The Lord’s Resistance Army grew out of a rebellion that started in the late 1980s, when the Acholi people of Northern Uganda sought to overthrow the Ugandan government, Gibbs said.
The LRA began in Uganda, but it has also terrorized southern Sudan, the Democratic Republic of Congo and the Central African Republic. The video suggests the LRA still operates in Uganda, although it scattered into the surrounding regions in 2006. Since then, the LRA’s numbers have dwindled to a few hundred.
While the LRA has abducted tens of thousands of children since the beginning of the conflict and destroyed the lives of many innocents, the video fails to mention the tactics employed by the LRA are the same tactics formerly used by the Ugandan military, according to Bayo Ijagbemi, a professor of African American studies.
“It’s not just one guy and his army abducting children and turning them into child soldiers and sex slaves,” Ijagbemi said. “It goes beyond that.”
Activism, colonialism
Many of Africa’s struggles are fueled by tensions left over from the late 1800s, when Europeans colonized the continent, Ijagbemi said. As Western leaders drew arbitrary borders throughout Africa, they divided certain cultures and “lumped” others together, producing rivalry among different ethnicities.
It is because of Africa’s history with colonialism, Ijagbemi said, that foreign activists need to proceed with caution. Some Africans perceive campaigns like “Kony 2012” as yet another attempt by Westerners to subvert their sovereignty.
“If we can regard Africa as a crime scene, and if we do a crime scene investigation on the continent, we are going to find the fingerprints, evidence that has been left behind by those who created those current problems,” he said. “The same people who are now saying they are going to intervene in Africa to stop the carnage are the same people who created the problem to begin with.”
“Kony 2012,” Ijagbemi said, may perpetuate this problem.
Intervention problems
Some critics say the video advocates foreign intervention. Intervention may quell the violence, but in many cases it only exacerbates it, according to William Dixon, a professor in the School of Government and Public Policy.
Foreign intervention is best when the disputing sides reach a truce, Dixon said.
“Then foreign intervention becomes a sort of guarantor to keep the provisions of any cease fire or truce in effect,” he said.

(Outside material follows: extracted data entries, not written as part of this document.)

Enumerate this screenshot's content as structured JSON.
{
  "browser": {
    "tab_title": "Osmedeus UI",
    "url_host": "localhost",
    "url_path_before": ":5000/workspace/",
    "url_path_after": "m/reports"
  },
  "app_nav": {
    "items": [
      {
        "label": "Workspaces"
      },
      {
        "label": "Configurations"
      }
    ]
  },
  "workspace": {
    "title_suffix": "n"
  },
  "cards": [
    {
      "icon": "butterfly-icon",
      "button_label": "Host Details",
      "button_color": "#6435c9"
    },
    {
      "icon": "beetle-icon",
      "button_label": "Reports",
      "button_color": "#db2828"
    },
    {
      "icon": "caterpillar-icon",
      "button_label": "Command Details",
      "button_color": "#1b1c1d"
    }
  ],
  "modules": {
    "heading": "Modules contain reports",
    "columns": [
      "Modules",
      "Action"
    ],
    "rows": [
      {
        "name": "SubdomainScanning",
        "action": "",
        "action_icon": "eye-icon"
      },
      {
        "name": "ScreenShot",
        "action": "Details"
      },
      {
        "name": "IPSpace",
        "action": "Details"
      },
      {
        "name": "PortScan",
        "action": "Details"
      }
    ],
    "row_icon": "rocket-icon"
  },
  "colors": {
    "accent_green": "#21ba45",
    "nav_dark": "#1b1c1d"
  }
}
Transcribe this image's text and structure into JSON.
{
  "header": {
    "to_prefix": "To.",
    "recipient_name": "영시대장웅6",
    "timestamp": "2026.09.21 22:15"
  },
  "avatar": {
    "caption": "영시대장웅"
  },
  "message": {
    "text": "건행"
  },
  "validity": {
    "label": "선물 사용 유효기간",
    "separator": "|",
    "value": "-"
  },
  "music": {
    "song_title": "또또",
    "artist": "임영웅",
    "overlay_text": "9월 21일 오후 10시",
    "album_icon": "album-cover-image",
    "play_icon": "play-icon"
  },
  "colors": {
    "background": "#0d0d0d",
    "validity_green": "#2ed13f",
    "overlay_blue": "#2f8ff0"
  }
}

Peace talks with the LRA, however, have failed.
An alternative to intervention is providing aid to the people on the ground, Ijagbemi said. This may include food, water, healthcare and shelter.
“Can we just sit down and fold our hands while carnage, genocide is going on just across the street and say, ‘No, it doesn’t affect us’?” Ijagbemi said. “It affects all of us as members of the human race.”
The power of passion
In response to these and other criticisms, Invisible Children released a second film, “Kony 2012: Beyond Famous,” two weeks ago.
Although it has enjoyed only one-tenth the YouTube hits of its predecessor, the message wasn’t lost. Many supporters of “Kony 2012,” like Spencer Nicholls, a communications senior, still intend to “Cover the Night” on Friday.
Nicholls said he has been doing community service throughout the week in the name of “Kony 2012.” He’s also asked policymakers to take legislative action to stop Kony and the LRA, he said.
“(Cover the Night) isn’t just about going and plastering the city,” he said. “It’s about telling people about this issue, but also working in your community to have peace there as well.”
Garvey and two of the students who had organized the “Cover the Night- UA @ Tucson” event said they plan to participate in the demonstration on their own.